A May 2019 statement from Cameron County District Attorney’s office confirmed that allegations of inappropriate relationships with students were first reported to school district officials in May 2018, but no action was taken by Santa Rosa ISD officials at the time.

“In Feb. 2019, HSI Child Exploitation Task Force agents received phone tips regarding the same alleged relationships. This prompted the beginning of a joint, and lengthy investigation between the agencies that resulted in several charges against the men,” the statement read.

In June, the Valley Morning Star reported that Santa Rosa ISD Superintendent Angela Gonzalez alleged in a complaint that board President Raul Garza, Vice President Arnulfo Castañeda, and Secretary Cynthia Saldaña retaliated against her for trying to report the incidents in violation of the Texas Whistleblower Act.

“On the first day, I learned that there was an ongoing investigation by local law enforcement over alleged inappropriate relationships between certain coaches and students as well as other related misconduct,” she stated in a complaint.

Gonzalez went on to claim that known allegations and some underlying proof had not been properly reported to agencies including the Texas Education Agency, the State Board for Education Certification, and Child Protective Services.

According to the report, she was reprimanded by board members at a meeting on May 17 before Garza, Castañeda, and Saldaña attempted to vote to investigate her before being outvoted.

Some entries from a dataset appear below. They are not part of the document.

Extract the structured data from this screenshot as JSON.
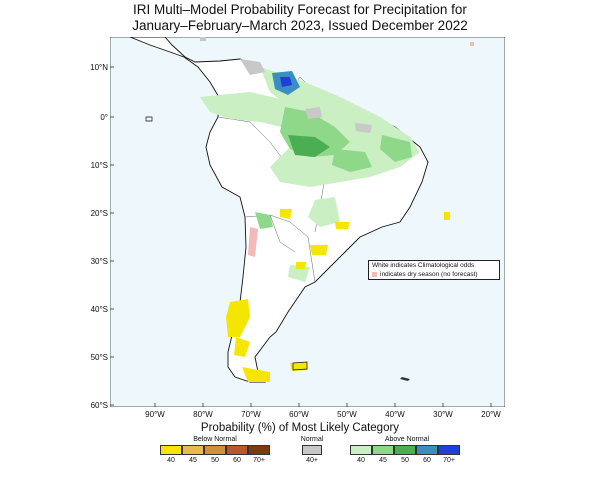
{
  "title": {
    "line1": "IRI Multi–Model Probability Forecast for Precipitation for",
    "line2": "January–February–March 2023, Issued December 2022"
  },
  "axes": {
    "lat_labels": [
      "10°N",
      "0°",
      "10°S",
      "20°S",
      "30°S",
      "40°S",
      "50°S",
      "60°S"
    ],
    "lon_labels": [
      "90°W",
      "80°W",
      "70°W",
      "60°W",
      "50°W",
      "40°W",
      "30°W",
      "20°W"
    ]
  },
  "notes": {
    "white": "White indicates Climatological odds",
    "dry": "indicates dry season (no forecast)"
  },
  "legend": {
    "title": "Probability (%) of Most Likely Category",
    "below_normal": {
      "label": "Below Normal",
      "ticks": [
        "40",
        "45",
        "50",
        "60",
        "70+"
      ],
      "colors": [
        "#f5e600",
        "#e6bd4a",
        "#d1913a",
        "#b8582a",
        "#7a3a12"
      ]
    },
    "normal": {
      "label": "Normal",
      "ticks": [
        "40+"
      ],
      "colors": [
        "#c8c8c8"
      ]
    },
    "above_normal": {
      "label": "Above Normal",
      "ticks": [
        "40",
        "45",
        "50",
        "60",
        "70+"
      ],
      "colors": [
        "#c9efc3",
        "#8fd88a",
        "#4cae52",
        "#3a8ec2",
        "#1f3fd6"
      ]
    }
  },
  "map_colors": {
    "ocean": "#eef7fb",
    "land": "#ffffff",
    "dry_season": "#f4b9b9"
  }
}
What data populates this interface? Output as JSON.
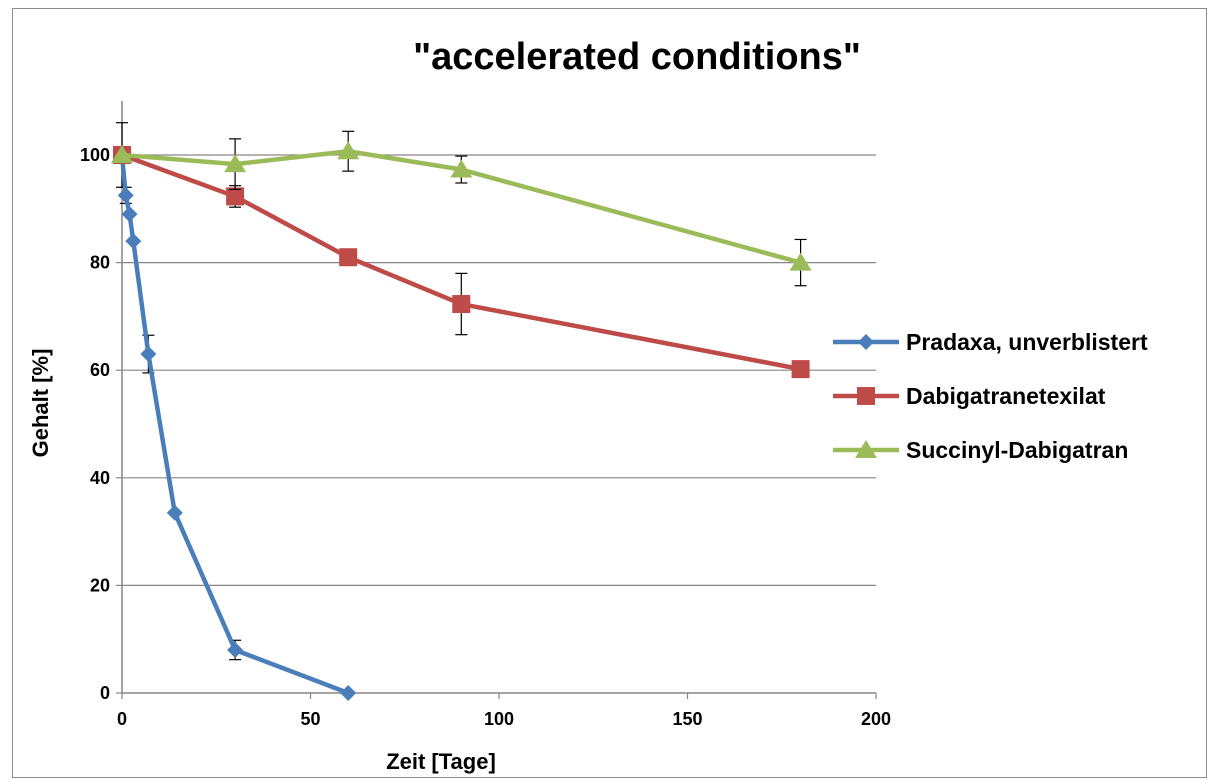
{
  "chart_data": {
    "type": "line",
    "title": "\"accelerated conditions\"",
    "xlabel": "Zeit [Tage]",
    "ylabel": "Gehalt [%]",
    "xlim": [
      0,
      200
    ],
    "ylim": [
      0,
      100
    ],
    "xticks": [
      0,
      50,
      100,
      150,
      200
    ],
    "yticks": [
      0,
      20,
      40,
      60,
      80,
      100
    ],
    "grid": "horizontal",
    "legend_position": "right",
    "series": [
      {
        "name": "Pradaxa, unverblistert",
        "color": "#4a7ebb",
        "marker": "diamond",
        "x": [
          0,
          1,
          2,
          3,
          7,
          14,
          30,
          60
        ],
        "y": [
          100,
          92.5,
          89,
          84,
          63,
          33.5,
          8,
          0
        ],
        "err": [
          6,
          1.5,
          0,
          0,
          3.5,
          0,
          1.8,
          0
        ]
      },
      {
        "name": "Dabigatranetexilat",
        "color": "#be4b48",
        "marker": "square",
        "x": [
          0,
          30,
          60,
          90,
          180
        ],
        "y": [
          100,
          92.3,
          81,
          72.3,
          60.2
        ],
        "err": [
          0,
          2,
          0,
          5.7,
          0
        ]
      },
      {
        "name": "Succinyl-Dabigatran",
        "color": "#9bbb59",
        "marker": "triangle",
        "x": [
          0,
          30,
          60,
          90,
          180
        ],
        "y": [
          100,
          98.3,
          100.7,
          97.3,
          80
        ],
        "err": [
          0,
          4.7,
          3.7,
          2.5,
          4.3
        ]
      }
    ]
  }
}
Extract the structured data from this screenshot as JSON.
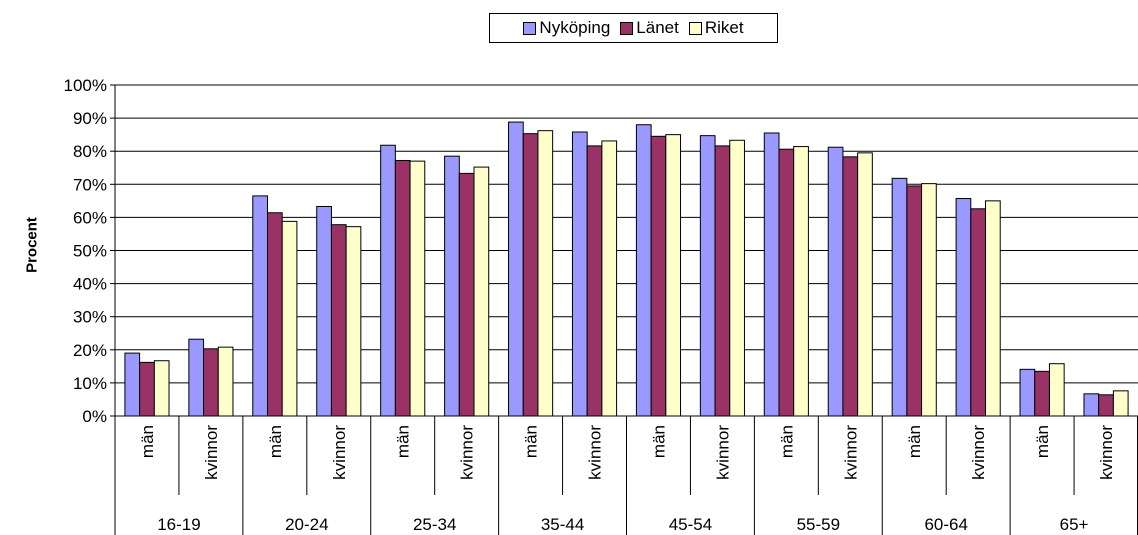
{
  "chart_data": {
    "type": "bar",
    "ylabel": "Procent",
    "xlabel": "",
    "ylim": [
      0,
      100
    ],
    "yticks": [
      "0%",
      "10%",
      "20%",
      "30%",
      "40%",
      "50%",
      "60%",
      "70%",
      "80%",
      "90%",
      "100%"
    ],
    "grid": true,
    "legend_position": "top-center",
    "groups": [
      "16-19",
      "20-24",
      "25-34",
      "35-44",
      "45-54",
      "55-59",
      "60-64",
      "65+"
    ],
    "subcategories": [
      "män",
      "kvinnor"
    ],
    "series": [
      {
        "name": "Nyköping",
        "color": "#9999ff",
        "values": [
          19,
          23.2,
          66.5,
          63.3,
          81.8,
          78.5,
          88.8,
          85.8,
          88,
          84.7,
          85.5,
          81.2,
          71.8,
          65.7,
          14.1,
          6.7
        ]
      },
      {
        "name": "Länet",
        "color": "#993366",
        "values": [
          16.2,
          20.3,
          61.4,
          57.8,
          77.2,
          73.3,
          85.3,
          81.6,
          84.5,
          81.6,
          80.6,
          78.3,
          69.5,
          62.6,
          13.5,
          6.4
        ]
      },
      {
        "name": "Riket",
        "color": "#ffffcc",
        "values": [
          16.7,
          20.8,
          58.8,
          57.2,
          77.0,
          75.2,
          86.2,
          83.1,
          85.0,
          83.3,
          81.4,
          79.5,
          70.2,
          65.0,
          15.8,
          7.6
        ]
      }
    ]
  }
}
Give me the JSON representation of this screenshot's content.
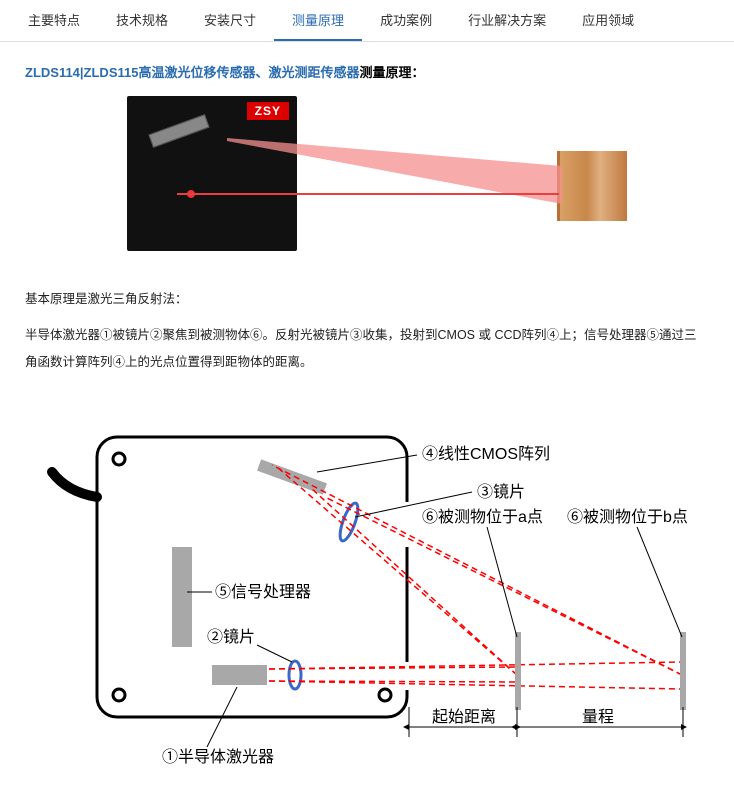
{
  "tabs": [
    {
      "label": "主要特点",
      "active": false
    },
    {
      "label": "技术规格",
      "active": false
    },
    {
      "label": "安装尺寸",
      "active": false
    },
    {
      "label": "测量原理",
      "active": true
    },
    {
      "label": "成功案例",
      "active": false
    },
    {
      "label": "行业解决方案",
      "active": false
    },
    {
      "label": "应用领域",
      "active": false
    }
  ],
  "heading": {
    "blue_part": "ZLDS114|ZLDS115高温激光位移传感器、激光测距传感器",
    "black_part": "测量原理："
  },
  "photo": {
    "logo": "ZSY",
    "beam_color": "#f58f8f",
    "line_color": "#e64040"
  },
  "paragraphs": [
    "基本原理是激光三角反射法：",
    "半导体激光器①被镜片②聚焦到被测物体⑥。反射光被镜片③收集，投射到CMOS 或 CCD阵列④上；信号处理器⑤通过三角函数计算阵列④上的光点位置得到距物体的距离。"
  ],
  "diagram": {
    "box_stroke": "#000000",
    "box_fill": "#ffffff",
    "ray_color": "#ff0000",
    "ray_dash": "6,4",
    "gray_fill": "#a8a8a8",
    "lens_stroke": "#3a68c8",
    "labels": {
      "cmos": "④线性CMOS阵列",
      "lens3": "③镜片",
      "obj_a": "⑥被测物位于a点",
      "obj_b": "⑥被测物位于b点",
      "proc": "⑤信号处理器",
      "lens2": "②镜片",
      "laser": "①半导体激光器",
      "start": "起始距离",
      "range": "量程"
    }
  }
}
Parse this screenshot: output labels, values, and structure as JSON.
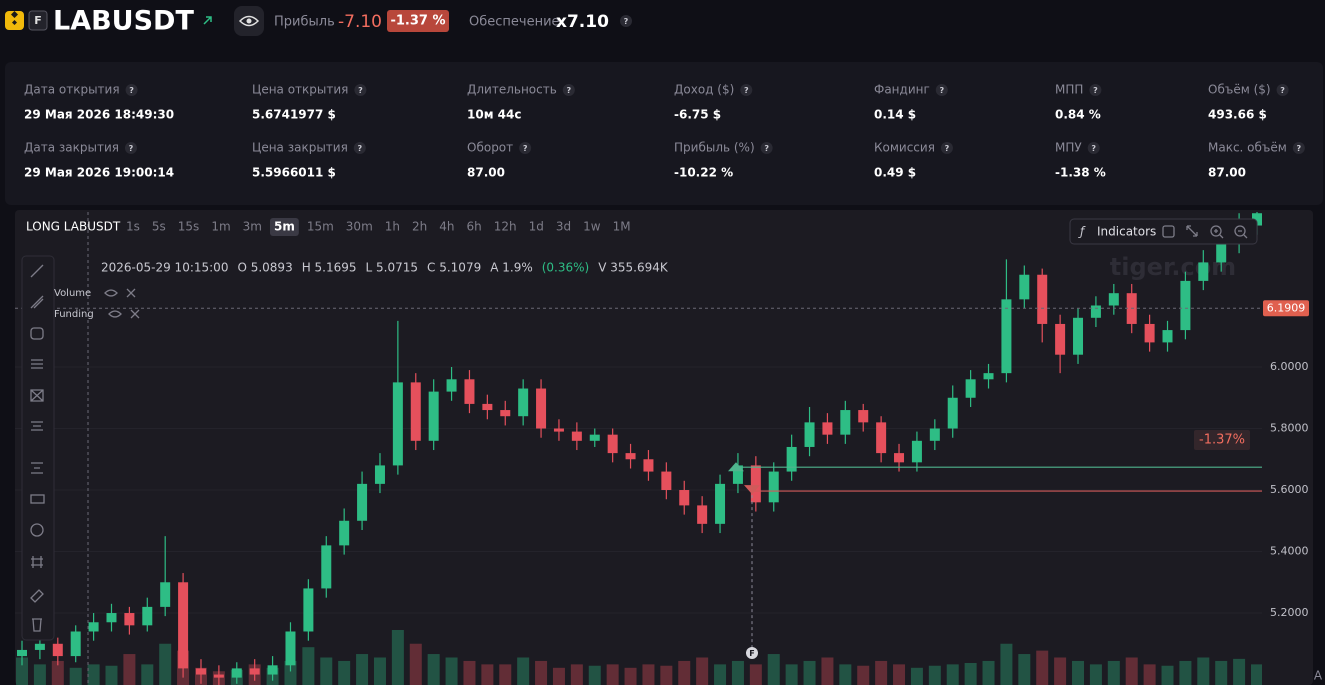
{
  "help_icon": "?",
  "header": {
    "market_badge": "F",
    "symbol": "LABUSDT",
    "profit_label": "Прибыль",
    "profit_value": "-7.10",
    "profit_pct": "-1.37 %",
    "collateral_label": "Обеспечение",
    "collateral_value": "x7.10"
  },
  "stats": [
    [
      {
        "label": "Дата открытия",
        "value": "29 Мая 2026 18:49:30"
      },
      {
        "label": "Цена открытия",
        "value": "5.6741977 $"
      },
      {
        "label": "Длительность",
        "value": "10м 44с"
      },
      {
        "label": "Доход ($)",
        "value": "-6.75 $"
      },
      {
        "label": "Фандинг",
        "value": "0.14 $"
      },
      {
        "label": "МПП",
        "value": "0.84 %"
      },
      {
        "label": "Объём ($)",
        "value": "493.66 $"
      }
    ],
    [
      {
        "label": "Дата закрытия",
        "value": "29 Мая 2026 19:00:14"
      },
      {
        "label": "Цена закрытия",
        "value": "5.5966011 $"
      },
      {
        "label": "Оборот",
        "value": "87.00"
      },
      {
        "label": "Прибыль (%)",
        "value": "-10.22 %"
      },
      {
        "label": "Комиссия",
        "value": "0.49 $"
      },
      {
        "label": "МПУ",
        "value": "-1.38 %"
      },
      {
        "label": "Макс. объём",
        "value": "87.00"
      }
    ]
  ],
  "chart_toolbar": {
    "title": "LONG LABUSDT",
    "timeframes": [
      "1s",
      "5s",
      "15s",
      "1m",
      "3m",
      "5m",
      "15m",
      "30m",
      "1h",
      "2h",
      "4h",
      "6h",
      "12h",
      "1d",
      "3d",
      "1w",
      "1M"
    ],
    "active": 5,
    "indicators": "Indicators"
  },
  "ohlc_info": [
    "2026-05-29 10:15:00",
    "O 5.0893",
    "H 5.1695",
    "L 5.0715",
    "C 5.1079",
    "A 1.9%",
    "(0.36%)",
    "V 355.694K"
  ],
  "legend": [
    "Volume",
    "Funding"
  ],
  "watermark": "tiger.com",
  "auto_button": "A",
  "chart_data": {
    "type": "candlestick",
    "open": [
      5.06,
      5.08,
      5.1,
      5.06,
      5.14,
      5.17,
      5.2,
      5.16,
      5.22,
      5.3,
      5.02,
      5.0,
      4.99,
      5.02,
      5.0,
      5.03,
      5.14,
      5.28,
      5.42,
      5.5,
      5.62,
      5.68,
      5.95,
      5.76,
      5.92,
      5.96,
      5.88,
      5.86,
      5.84,
      5.93,
      5.8,
      5.79,
      5.76,
      5.78,
      5.72,
      5.7,
      5.66,
      5.6,
      5.55,
      5.49,
      5.62,
      5.68,
      5.56,
      5.66,
      5.74,
      5.82,
      5.78,
      5.86,
      5.82,
      5.72,
      5.69,
      5.76,
      5.8,
      5.9,
      5.96,
      5.98,
      6.22,
      6.3,
      6.14,
      6.04,
      6.16,
      6.2,
      6.24,
      6.14,
      6.08,
      6.12,
      6.28,
      6.34,
      6.4,
      6.46
    ],
    "high": [
      5.11,
      5.13,
      5.12,
      5.16,
      5.2,
      5.23,
      5.22,
      5.25,
      5.45,
      5.33,
      5.05,
      5.03,
      5.04,
      5.05,
      5.06,
      5.17,
      5.31,
      5.45,
      5.54,
      5.66,
      5.72,
      6.15,
      5.98,
      5.96,
      6.0,
      5.99,
      5.91,
      5.89,
      5.96,
      5.96,
      5.83,
      5.82,
      5.8,
      5.8,
      5.75,
      5.73,
      5.69,
      5.63,
      5.58,
      5.65,
      5.72,
      5.71,
      5.69,
      5.78,
      5.87,
      5.85,
      5.89,
      5.88,
      5.84,
      5.75,
      5.79,
      5.83,
      5.94,
      5.99,
      6.01,
      6.35,
      6.33,
      6.32,
      6.17,
      6.19,
      6.23,
      6.27,
      6.27,
      6.17,
      6.15,
      6.31,
      6.38,
      6.44,
      6.5,
      6.54
    ],
    "low": [
      5.03,
      5.05,
      5.03,
      5.04,
      5.11,
      5.14,
      5.13,
      5.14,
      5.19,
      4.99,
      4.97,
      4.96,
      4.97,
      4.98,
      4.98,
      5.01,
      5.11,
      5.25,
      5.39,
      5.47,
      5.59,
      5.65,
      5.73,
      5.73,
      5.89,
      5.85,
      5.83,
      5.81,
      5.81,
      5.77,
      5.76,
      5.73,
      5.74,
      5.69,
      5.67,
      5.63,
      5.57,
      5.52,
      5.46,
      5.46,
      5.59,
      5.53,
      5.53,
      5.63,
      5.71,
      5.75,
      5.75,
      5.79,
      5.69,
      5.66,
      5.66,
      5.73,
      5.77,
      5.87,
      5.93,
      5.95,
      6.19,
      6.08,
      5.98,
      6.01,
      6.13,
      6.17,
      6.11,
      6.05,
      6.05,
      6.09,
      6.25,
      6.31,
      6.37,
      6.43
    ],
    "close": [
      5.08,
      5.1,
      5.06,
      5.14,
      5.17,
      5.2,
      5.16,
      5.22,
      5.3,
      5.02,
      5.0,
      4.99,
      5.02,
      5.0,
      5.03,
      5.14,
      5.28,
      5.42,
      5.5,
      5.62,
      5.68,
      5.95,
      5.76,
      5.92,
      5.96,
      5.88,
      5.86,
      5.84,
      5.93,
      5.8,
      5.79,
      5.76,
      5.78,
      5.72,
      5.7,
      5.66,
      5.6,
      5.55,
      5.49,
      5.62,
      5.68,
      5.56,
      5.66,
      5.74,
      5.82,
      5.78,
      5.86,
      5.82,
      5.72,
      5.69,
      5.76,
      5.8,
      5.9,
      5.96,
      5.98,
      6.22,
      6.3,
      6.14,
      6.04,
      6.16,
      6.2,
      6.24,
      6.14,
      6.08,
      6.12,
      6.28,
      6.34,
      6.4,
      6.46,
      6.5
    ],
    "volume": [
      40,
      30,
      35,
      25,
      30,
      28,
      45,
      30,
      60,
      50,
      25,
      20,
      22,
      30,
      25,
      35,
      55,
      40,
      35,
      45,
      40,
      80,
      60,
      45,
      40,
      35,
      30,
      30,
      40,
      35,
      25,
      30,
      28,
      30,
      25,
      30,
      28,
      35,
      40,
      30,
      35,
      30,
      45,
      30,
      35,
      40,
      30,
      28,
      35,
      30,
      25,
      28,
      30,
      32,
      35,
      60,
      45,
      50,
      40,
      35,
      30,
      35,
      40,
      30,
      28,
      35,
      40,
      35,
      38,
      30
    ],
    "up_color": "#2ebd85",
    "down_color": "#e5505c",
    "ylim": [
      4.966,
      6.504
    ],
    "yticks": [
      {
        "value": 5.2,
        "label": "5.2000"
      },
      {
        "value": 5.4,
        "label": "5.4000"
      },
      {
        "value": 5.6,
        "label": "5.6000"
      },
      {
        "value": 5.8,
        "label": "5.8000"
      },
      {
        "value": 6.0,
        "label": "6.0000"
      }
    ],
    "grid": true,
    "crosshair_price": 6.1909,
    "entry_price": 5.6742,
    "exit_price": 5.5966,
    "pnl_label": "-1.37%",
    "funding_marker": "F"
  }
}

“I am reasonably concerned that I may be placed on administrative leave or otherwise isolated or prevented from doing my job as superintendent…” she wrote in the complaint.

Flores and Cepeda were charged based upon two affidavits in which the minor students prosecutors say they slept with testified to investigators. In Flores’ case, the girl told authorities she met the coach in eighth grade.

The girl testified she had sex with Flores twice at his home. “She told investigators she didn’t remember much because she was ‘really high,’” the affidavit stated.

The document stated that the second time, “she did not want to have sex but she said yes because she was alone and she could not leave.”

Flores and a 20-year-old Santa Rosa High School graduate smoked marijuana and drank alcohol with the girls, according to her testimony.

In another affidavit, a student told investigators she became “close” to Cepeda, who was her criminal justice teacher. In late January 2019 she said she became “serious or intimate” with Cepeda, with whom she had sex five times between January to March, often at the Texas Inn in La Feria, according to authorities.